While the anthology will document some of the workshop participants’ contributions, we would like to open the invitation to more women activists in order to broaden and deepen the ongoing need to connect our struggles and build alliances. There is an urgent need for a collection that subverts categorical, temporal and geographical borders.

This anthology project is being coordinated by Jo-Anne Lee (associate professor in Women Studies at University of Victoria, Victoria, B.C.) and Rita Wong (assistant professor in Critical + Cultural Studies at Emily Carr Institute of Art + Design, Vancouver, B.C).

We invite you to submit a piece of writing (essay, interview, dialogue, poetry, fiction, drama) linked in some way to the book’s themes. Please send no more than 5-10 pages to rwong@eciad.ca and jalee@uvic.ca by September 30, 2006. Visual art is also welcome (for black and white reproduction).

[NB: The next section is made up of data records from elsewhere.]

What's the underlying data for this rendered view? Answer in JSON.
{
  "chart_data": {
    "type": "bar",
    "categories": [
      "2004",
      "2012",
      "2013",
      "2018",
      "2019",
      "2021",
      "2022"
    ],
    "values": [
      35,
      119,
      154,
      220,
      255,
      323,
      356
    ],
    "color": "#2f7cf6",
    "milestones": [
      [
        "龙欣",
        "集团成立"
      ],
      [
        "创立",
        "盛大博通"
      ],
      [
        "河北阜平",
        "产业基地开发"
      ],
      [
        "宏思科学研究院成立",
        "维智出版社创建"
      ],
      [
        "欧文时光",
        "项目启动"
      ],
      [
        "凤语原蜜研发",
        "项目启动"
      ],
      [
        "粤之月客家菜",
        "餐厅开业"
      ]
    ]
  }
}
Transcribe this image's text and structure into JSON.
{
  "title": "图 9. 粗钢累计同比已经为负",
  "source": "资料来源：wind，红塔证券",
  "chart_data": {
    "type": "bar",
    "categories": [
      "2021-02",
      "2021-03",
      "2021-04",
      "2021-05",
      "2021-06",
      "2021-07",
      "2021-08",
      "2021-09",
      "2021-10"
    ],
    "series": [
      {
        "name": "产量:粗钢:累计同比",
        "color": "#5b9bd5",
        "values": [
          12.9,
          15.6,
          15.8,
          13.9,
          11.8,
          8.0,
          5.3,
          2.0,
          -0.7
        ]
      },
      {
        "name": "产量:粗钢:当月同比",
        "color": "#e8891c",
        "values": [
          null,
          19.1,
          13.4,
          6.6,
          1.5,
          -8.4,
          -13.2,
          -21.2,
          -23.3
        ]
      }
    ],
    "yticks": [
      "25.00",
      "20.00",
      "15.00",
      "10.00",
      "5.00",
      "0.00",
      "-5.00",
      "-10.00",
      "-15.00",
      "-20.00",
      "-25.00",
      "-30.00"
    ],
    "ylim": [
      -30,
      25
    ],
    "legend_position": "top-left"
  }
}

Note: we had originally issued this call back in 2004, but as multi-tasking and busy women, it has taken us a while to return to this task. This will be a volume that acknowledges and records women’s historical and political work. We urge you to think seriously about contributing to the collection. We are devoted to compiling a book that supports and documents the activist work everyday women do, work that is often undervalued and unrecognized, but which sustains and enriches our communities. This is a labour of love.